Samoa and Ireland mentioned resources being put into post-disaster mental health services, although nuances are needed when trying to attribute disasters to climate change. Samoa is also seeking to expand its community mental health programmes and services, ensuring that mental health conditions are part of non-communicable disease surveillance. Kiribati, comprising islands thousands of kilometres apart, is enhancing its online mental health services, developing new guidelines for mood-related conditions, and training mental health staff about possible climate change impacts. Still in the Pacific, Fiji mentioned its support for research on climate change’s mental health impacts.

Many other countries offer similar approaches and programmes, not necessarily mentioning climate change yet certainly relevant to this issue. Such measures, being about mental health and well-being more generally, could support children if they are involved. The policies and actions could, therefore, potentially contribute to addressing any aspects related to climate change adaptation and child mental health.

Key Gaps

Yet a clear gap emerges in terms of a few countries incorporating child-focused mental health in health-related national policies and action plans. Children need to contribute actively to developing and implementing these policies, including any direct connection to climate change adaptation and impacts.

Part of involving children means involving their families. Health research highlights how maternal and child healthcare must include mental health in order to achieve the most effective outcomes. There is less work on fathers despite wider evidence on the importance of fathers for a child’s health.
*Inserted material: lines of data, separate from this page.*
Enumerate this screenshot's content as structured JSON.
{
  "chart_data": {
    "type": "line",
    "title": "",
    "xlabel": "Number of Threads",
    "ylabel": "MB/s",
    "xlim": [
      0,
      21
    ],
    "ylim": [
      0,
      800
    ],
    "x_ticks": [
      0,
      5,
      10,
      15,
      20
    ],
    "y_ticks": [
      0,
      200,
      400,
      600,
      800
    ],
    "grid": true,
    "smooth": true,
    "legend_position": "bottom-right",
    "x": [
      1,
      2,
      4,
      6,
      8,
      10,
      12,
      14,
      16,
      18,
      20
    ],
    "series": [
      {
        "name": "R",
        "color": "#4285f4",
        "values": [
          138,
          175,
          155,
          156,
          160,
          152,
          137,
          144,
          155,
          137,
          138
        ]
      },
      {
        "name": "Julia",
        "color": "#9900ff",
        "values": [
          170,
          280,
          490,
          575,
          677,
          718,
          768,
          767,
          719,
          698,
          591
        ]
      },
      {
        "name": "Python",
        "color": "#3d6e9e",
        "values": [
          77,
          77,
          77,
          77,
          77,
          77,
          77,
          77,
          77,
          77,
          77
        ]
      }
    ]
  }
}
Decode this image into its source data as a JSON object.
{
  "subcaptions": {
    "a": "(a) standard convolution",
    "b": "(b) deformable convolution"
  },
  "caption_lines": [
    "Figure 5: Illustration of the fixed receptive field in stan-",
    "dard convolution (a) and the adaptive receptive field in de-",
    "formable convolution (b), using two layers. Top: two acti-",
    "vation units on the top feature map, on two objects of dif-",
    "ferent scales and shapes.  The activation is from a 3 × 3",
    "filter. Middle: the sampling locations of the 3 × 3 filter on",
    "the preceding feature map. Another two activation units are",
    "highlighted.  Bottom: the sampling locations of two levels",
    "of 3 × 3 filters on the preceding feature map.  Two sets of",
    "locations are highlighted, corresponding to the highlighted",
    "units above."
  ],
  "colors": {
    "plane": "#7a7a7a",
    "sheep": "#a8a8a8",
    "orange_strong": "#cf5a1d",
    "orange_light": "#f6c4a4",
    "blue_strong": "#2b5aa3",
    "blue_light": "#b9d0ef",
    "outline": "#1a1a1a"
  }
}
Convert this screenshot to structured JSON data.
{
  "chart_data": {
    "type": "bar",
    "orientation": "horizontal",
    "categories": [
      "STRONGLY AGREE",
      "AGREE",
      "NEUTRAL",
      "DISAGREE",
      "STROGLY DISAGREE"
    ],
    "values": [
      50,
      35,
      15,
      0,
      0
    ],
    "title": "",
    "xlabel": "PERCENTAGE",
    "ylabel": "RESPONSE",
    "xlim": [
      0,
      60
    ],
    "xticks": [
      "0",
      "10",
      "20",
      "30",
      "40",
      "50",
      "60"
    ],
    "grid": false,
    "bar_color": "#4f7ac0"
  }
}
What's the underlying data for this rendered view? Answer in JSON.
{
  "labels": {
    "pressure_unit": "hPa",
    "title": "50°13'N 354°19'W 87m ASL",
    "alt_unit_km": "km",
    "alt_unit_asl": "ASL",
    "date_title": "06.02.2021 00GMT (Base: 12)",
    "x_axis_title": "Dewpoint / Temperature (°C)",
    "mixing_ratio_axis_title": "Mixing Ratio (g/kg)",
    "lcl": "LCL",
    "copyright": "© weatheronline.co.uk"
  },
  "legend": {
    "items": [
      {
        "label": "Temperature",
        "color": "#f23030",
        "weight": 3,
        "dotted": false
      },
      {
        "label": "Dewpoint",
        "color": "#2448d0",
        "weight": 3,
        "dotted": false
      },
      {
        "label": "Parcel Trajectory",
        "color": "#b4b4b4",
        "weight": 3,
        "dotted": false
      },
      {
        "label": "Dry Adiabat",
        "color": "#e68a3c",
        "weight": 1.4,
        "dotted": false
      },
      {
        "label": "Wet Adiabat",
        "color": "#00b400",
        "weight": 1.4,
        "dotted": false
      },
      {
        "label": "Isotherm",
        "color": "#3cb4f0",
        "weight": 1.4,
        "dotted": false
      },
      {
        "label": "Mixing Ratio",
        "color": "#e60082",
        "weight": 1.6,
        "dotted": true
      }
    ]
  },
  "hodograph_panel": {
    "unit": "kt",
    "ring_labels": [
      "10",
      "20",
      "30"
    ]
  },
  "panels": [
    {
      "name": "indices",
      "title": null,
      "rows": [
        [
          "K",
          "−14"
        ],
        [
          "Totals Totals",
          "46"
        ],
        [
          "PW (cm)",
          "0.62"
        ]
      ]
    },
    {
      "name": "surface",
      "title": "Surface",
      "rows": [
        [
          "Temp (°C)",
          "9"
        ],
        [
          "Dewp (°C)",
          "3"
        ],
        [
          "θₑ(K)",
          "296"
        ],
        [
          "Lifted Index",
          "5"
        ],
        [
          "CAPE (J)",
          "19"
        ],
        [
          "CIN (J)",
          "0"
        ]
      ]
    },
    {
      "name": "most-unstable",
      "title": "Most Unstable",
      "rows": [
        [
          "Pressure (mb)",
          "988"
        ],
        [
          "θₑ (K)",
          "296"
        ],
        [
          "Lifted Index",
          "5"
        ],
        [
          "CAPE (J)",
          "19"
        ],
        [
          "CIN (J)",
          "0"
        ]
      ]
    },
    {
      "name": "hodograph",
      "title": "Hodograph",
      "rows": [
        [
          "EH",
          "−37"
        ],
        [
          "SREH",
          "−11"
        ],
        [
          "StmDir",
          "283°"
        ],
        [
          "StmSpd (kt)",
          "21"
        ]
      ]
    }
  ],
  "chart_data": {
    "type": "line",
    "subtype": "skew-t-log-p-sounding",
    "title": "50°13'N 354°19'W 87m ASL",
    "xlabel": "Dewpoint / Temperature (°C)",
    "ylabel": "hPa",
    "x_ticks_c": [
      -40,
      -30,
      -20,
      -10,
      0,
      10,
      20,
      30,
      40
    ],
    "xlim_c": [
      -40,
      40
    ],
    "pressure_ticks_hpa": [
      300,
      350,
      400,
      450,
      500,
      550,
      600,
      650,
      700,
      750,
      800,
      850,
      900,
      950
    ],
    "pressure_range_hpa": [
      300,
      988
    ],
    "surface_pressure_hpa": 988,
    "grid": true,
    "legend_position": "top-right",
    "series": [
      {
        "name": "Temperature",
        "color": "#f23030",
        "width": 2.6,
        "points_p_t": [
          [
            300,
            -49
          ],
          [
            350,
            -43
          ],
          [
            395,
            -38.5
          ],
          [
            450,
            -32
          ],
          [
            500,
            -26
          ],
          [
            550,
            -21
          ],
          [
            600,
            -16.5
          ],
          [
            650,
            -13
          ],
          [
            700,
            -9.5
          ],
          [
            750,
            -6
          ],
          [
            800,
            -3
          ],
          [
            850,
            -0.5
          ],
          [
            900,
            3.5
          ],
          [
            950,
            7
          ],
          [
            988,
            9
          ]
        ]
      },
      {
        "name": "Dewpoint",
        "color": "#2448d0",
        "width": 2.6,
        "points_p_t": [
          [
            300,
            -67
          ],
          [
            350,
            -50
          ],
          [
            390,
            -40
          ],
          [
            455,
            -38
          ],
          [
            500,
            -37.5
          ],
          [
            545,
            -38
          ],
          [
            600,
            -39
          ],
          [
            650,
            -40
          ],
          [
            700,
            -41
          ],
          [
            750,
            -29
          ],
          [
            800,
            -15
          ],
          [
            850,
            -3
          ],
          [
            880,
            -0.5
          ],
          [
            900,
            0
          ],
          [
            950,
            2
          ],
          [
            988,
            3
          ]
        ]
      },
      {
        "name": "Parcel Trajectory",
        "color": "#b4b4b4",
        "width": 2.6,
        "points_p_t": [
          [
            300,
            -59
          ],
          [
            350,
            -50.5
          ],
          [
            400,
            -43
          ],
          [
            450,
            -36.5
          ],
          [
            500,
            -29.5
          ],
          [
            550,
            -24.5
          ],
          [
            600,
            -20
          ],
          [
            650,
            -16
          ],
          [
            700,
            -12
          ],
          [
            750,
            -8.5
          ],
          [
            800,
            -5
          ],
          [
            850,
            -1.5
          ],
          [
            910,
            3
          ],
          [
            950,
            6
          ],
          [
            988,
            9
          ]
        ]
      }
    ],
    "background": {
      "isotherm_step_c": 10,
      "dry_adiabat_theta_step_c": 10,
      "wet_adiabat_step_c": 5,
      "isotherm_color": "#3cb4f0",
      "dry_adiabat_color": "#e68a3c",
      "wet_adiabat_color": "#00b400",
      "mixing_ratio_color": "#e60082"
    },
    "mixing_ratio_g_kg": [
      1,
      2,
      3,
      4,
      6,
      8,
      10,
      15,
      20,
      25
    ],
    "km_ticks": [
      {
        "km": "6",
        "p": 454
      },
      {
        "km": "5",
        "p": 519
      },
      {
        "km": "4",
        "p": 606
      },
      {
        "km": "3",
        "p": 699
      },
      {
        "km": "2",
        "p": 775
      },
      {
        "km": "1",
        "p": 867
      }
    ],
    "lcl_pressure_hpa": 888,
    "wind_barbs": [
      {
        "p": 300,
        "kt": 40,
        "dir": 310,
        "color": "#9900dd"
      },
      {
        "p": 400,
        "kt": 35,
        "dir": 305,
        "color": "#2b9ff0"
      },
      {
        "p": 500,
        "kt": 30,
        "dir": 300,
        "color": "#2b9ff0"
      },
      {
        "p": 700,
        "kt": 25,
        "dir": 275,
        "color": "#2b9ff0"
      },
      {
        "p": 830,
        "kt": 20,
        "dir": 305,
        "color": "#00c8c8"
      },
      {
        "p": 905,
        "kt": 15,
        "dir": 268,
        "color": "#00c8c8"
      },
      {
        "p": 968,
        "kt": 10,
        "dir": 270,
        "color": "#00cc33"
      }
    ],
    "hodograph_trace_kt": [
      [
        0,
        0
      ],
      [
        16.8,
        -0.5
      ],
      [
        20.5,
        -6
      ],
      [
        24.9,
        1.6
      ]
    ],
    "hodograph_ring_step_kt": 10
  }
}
Another area requiring further work relates to primary caregivers who are not parents, alongside roles for wider family and social networks. Much existing research focuses on assumptions of a child having a mother, and sometimes a father, as the core family.

Solastalgia

Back to climate change specifically, youth around the world are expressing eco-anxiety and climate grief. A field has opened up on “solastalgia,” a term coined by Glenn Albrecht to refer to negative emotions and mental health impacts emerging from living through environmental changes to one’s home. This excessive negativity about climate change, aside from requiring provisos to ensure that science is fully accounted for, might be having far more adverse mental health impacts than climate change consequences themselves.

Albrecht and others researching and acting on environmental psychology and ecopsychology prefer evidence-based realism about climate change’s real effects while focusing on real actions: what we can and should do to stop climate change and to respond to its worsening impacts. Mental health and well-being policies for climate change should embrace eco-inspiration and climate hope in order to be scientifically accurate and to support mental health by bringing positivity and activity to our lives.

Then, children will see the world doing better, will contribute to everything that needs to be done, and will take control of their own future.

References

Zangerl, K.E., K. Hoernke, M. Andreas, S.L. Dalglish, I. Kelman, M. Nilsson, J. Rockloev, T. Bärnighausen, and S.A. McMahon. 2024. “Child health prioritisation in national adaptation policies on climate change: a policy document analysis across 160 countries”. The Lancet: Child & Adolescent Health, open access online.